3. Kejelasan Konsep Pembagian Lahan Perluasan Desa
Pemerintah desa nonaktif diminta segera memaparkan konsep pembagian lahan perluasan desa di kawasan Talandaka secara transparan kepada publik. Langkah ini dinilai mendesak untuk diselesaikan sebelum adanya transisi kepemimpinan desa yang baru dalam waktu dekat.
4. Desak DPRD Morut Bentuk Pansus Jika Tuntutan Diabaikan
Jika poin-poin tuntutan di atas tidak segera ditindaklanjuti, massa mengancam akan membawa isu ini ke tingkat kabupaten dan meminta DPRD Kabupaten Morowali Utara segera membentuk Panitia Khusus (Pansus). Pembentukan Pansus dinilai krusial guna mengusut tuntas status aset Desa Beteleme dan meminimalisir potensi konflik horizontal di masa depan.
Dialog Berlangsung Kondusif di Kantor Camat Lembo
Usai menyampaikan aspirasi di halaman kantor, sejumlah perwakilan massa aksi akhirnya diterima oleh pihak Pemerintah Kecamatan Lembo untuk melakukan audiensi dan negosiasi. Proses dialog yang membahas kejelasan lahan Talandaka tersebut dilaporkan berjalan dengan kondusif dan saling menghargai.

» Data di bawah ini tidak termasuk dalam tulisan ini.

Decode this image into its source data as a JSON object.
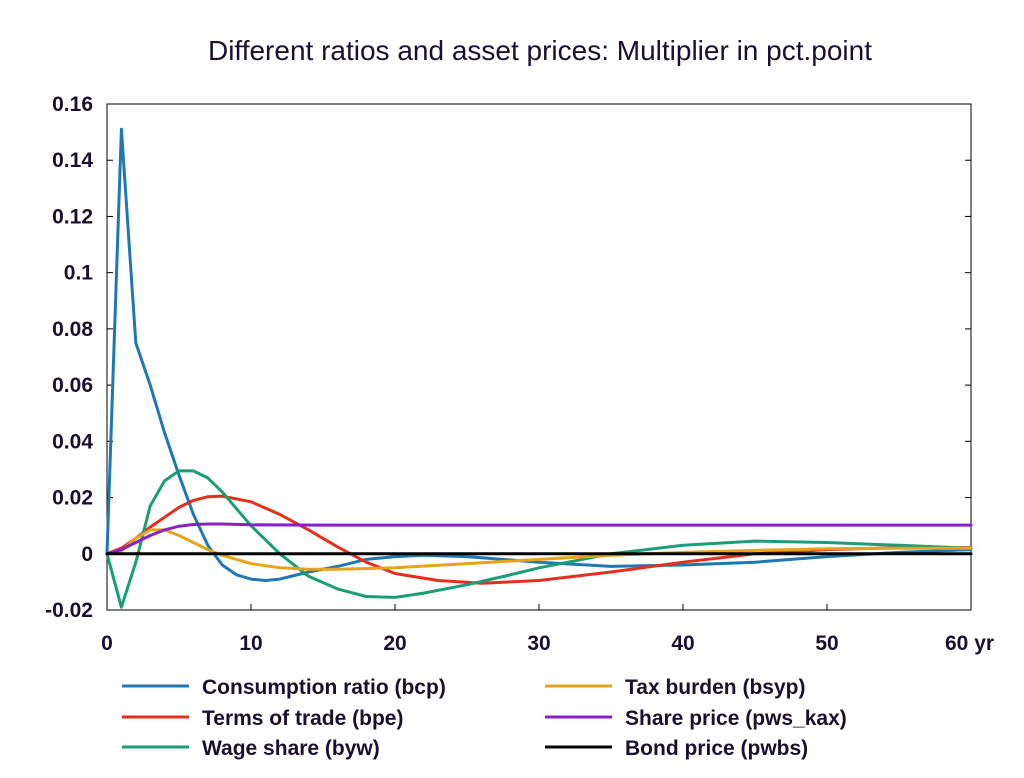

Aksi damai ini berakhir dengan tertib pada pukul 12.30 WITA. Massa membubarkan diri secara teratur di bawah pengawalan ketat dari puluhan personel Polsek Lembo serta Satpol PP Kabupaten Morowali Utara. Secara keseluruhan, situasi di lapangan dilaporkan aman, lancar, dan terkendali.
Tips Tambahan untuk Redaksi (Agar Cepat Terindeks Google News):
- Meta Description (Deskripsi Singkat untuk Google): Puluhan warga gelar aksi damai di Kantor Camat Lembo, Morowali Utara. Mereka menuntut transparansi peralihan aset Desa Beteleme di lahan Talandaka.
- Tag/Keywords:
Desa Beteleme,Lahan Talandaka,Camat Lembo,Morowali Utara,Permendagri Nomor 3 Tahun 2024,Sengketa Lahan Morut. - Internal Linking: Jika portal berita Anda memiliki berita lama terkait penonaktifan Kades Beteleme atau kasus lahan di Morut, tautkan link berita tersebut di dalam artikel ini untuk menaikkan nilai SEO (Domain Authority).